How can you protect your online identity?
There are a number of things you can do to protect your online identity:
1. Keep your phone and computer up-to-date. Install software updates when prompted
Many software updates improve online safety by fixing bugs and providing security patches.
2. Install security software and keep it up to date
Anti-virus software should be installed, regularly updated and run scheduled scans. Having strong security coverage will make you safer, but it won’t make you immune. You still need to be careful about what you download, which websites you visit and where you share personal information.
3. Use strong passwords
A good password should contain at least eight characters. It should have a mixture of upper and lower case (if the password is case sensitive), and it should include numbers, letters and other characters. Your password shouldn’t contain the personal information of you or anyone you know. Ideally, your password shouldn’t be a common word or phrase (for example, ILoveYou), even if you replace some of the letters with other characters (for example, replacing the letter "a" with @).
4. Use different passwords for different websites
That way, if one account is hacked, the hacker won’t be able to get hold of your accounts on other websites.

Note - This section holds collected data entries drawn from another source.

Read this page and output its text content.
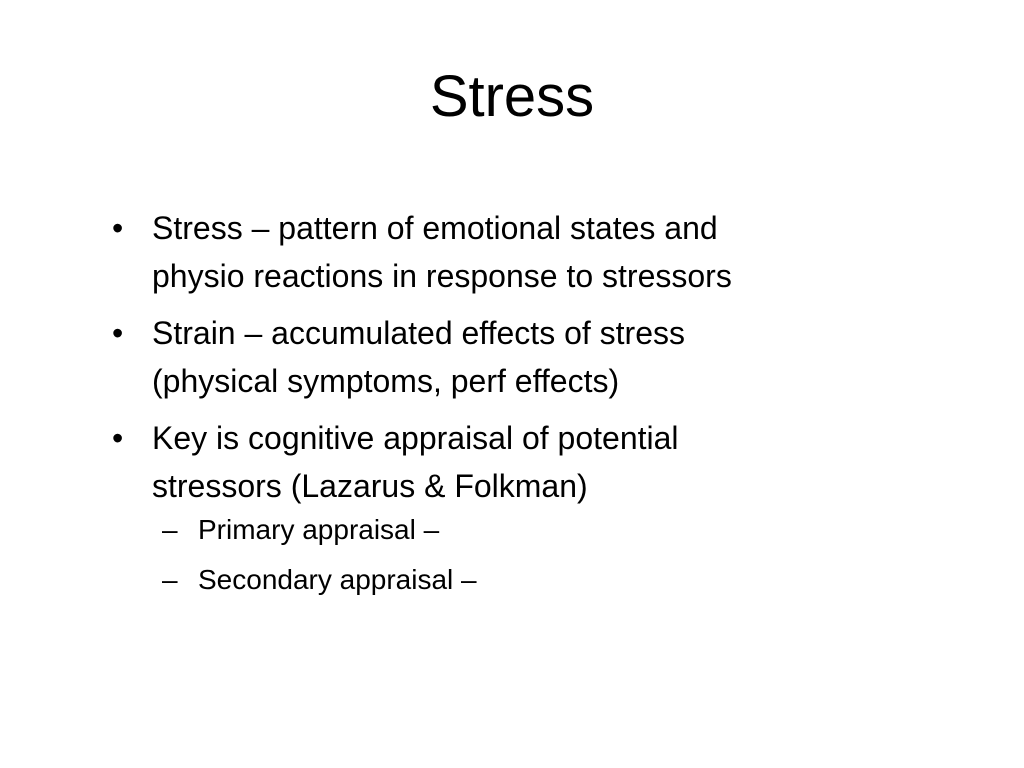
Stress
• Stress – pattern of emotional states and
physio reactions in response to stressors
• Strain – accumulated effects of stress
(physical symptoms, perf effects)
• Key is cognitive appraisal of potential
stressors (Lazarus & Folkman)
– Primary appraisal –
– Secondary appraisal –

This is particularly important if the account is sensitive or important to you.
5. Be careful about which companies you buy from online
If you’ve never heard of them before, read reviews and research the organisation to make sure it’s a legitimate business.
When you’re on the page which asks for your card details, look to the left of the website address bar. Is there a padlock or key symbol? Does the URL say “https”? If so, it means the website is using Secure Sockets Layer (SSL/TLS) protocol which makes it more difficult for your details to be successfully intercepted.

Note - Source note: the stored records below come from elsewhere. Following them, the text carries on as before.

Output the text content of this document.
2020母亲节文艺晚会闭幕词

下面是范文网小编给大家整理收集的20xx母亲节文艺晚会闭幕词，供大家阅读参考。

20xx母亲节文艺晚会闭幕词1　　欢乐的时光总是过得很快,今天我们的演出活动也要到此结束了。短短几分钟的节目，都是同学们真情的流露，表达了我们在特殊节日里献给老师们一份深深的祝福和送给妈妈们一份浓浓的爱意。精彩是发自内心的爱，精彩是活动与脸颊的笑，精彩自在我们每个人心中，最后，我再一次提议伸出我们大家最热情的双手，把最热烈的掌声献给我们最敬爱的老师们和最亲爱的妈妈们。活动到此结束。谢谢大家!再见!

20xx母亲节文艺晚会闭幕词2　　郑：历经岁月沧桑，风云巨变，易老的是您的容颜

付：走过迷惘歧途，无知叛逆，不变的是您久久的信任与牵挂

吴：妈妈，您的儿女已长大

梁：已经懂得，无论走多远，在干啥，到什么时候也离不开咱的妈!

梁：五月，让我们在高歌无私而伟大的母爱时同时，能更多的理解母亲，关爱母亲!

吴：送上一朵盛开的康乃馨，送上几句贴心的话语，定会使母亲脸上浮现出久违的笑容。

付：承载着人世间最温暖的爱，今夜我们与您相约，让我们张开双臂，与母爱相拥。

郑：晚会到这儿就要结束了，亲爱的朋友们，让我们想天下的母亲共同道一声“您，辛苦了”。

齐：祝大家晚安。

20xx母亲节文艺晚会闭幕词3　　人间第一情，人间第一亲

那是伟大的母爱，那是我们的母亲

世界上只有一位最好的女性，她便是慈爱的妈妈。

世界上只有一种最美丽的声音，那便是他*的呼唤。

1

6. Learn to spot phishing emails
There’s no guaranteed way to identify a phishing email, but there are several things you can check if you suspect an email may not be trustworthy.
Firstly, if the email is from an unknown or unusual sender, don’t open or respond to the email, click on links or open attachments.

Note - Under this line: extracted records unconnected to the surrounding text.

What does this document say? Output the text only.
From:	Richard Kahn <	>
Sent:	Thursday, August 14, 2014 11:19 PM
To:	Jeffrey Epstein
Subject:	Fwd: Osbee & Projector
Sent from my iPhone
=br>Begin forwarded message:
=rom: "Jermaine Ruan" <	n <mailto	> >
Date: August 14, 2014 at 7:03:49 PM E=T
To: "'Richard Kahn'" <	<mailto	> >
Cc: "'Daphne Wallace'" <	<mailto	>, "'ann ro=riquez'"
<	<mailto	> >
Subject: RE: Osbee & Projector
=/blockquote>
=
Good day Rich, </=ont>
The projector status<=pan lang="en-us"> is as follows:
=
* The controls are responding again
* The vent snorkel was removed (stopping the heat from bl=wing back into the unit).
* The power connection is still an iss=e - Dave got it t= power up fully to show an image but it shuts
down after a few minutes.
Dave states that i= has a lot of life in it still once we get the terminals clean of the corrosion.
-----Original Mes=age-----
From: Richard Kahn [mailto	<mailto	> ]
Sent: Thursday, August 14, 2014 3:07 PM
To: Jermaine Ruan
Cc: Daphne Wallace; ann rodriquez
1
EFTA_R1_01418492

Other good tips include hovering over the link in the email (but don’t click it). Depending on which email provider you use, the actual website the link leads to should be displayed in a bottom corner of your screen. If the actual website isn’t the same as the email claims it is, it could be a phishing email.
Other tell-tale signs include poor spelling and grammar, an unrealistically good offer, a request for lots of personal information, an insistence that you urgently click the link and a request for money. However, not all phishing emails will show these signs. A phishing email can have perfect spelling and grammar, for example.
7. Think carefully before sharing personal information
This includes sharing personal information online, sharing passwords with friends, and giving information over the phone to unknown, unusual or unexpected callers.
Personal information from social media profiles can be used to “fill out” a picture of your identity. Check the privacy settings on your social media profiles, the more private, the safer you are. Hiding information from people you aren’t friends with is a good idea. Be particularly wary of sharing your date of birth, address, email and phone numbers on sites such as LinkedIn and Facebook.
8. Monitor your bank statements regularly
If you see anything unusual or unexpected, get in touch with your bank or building society as soon as you can.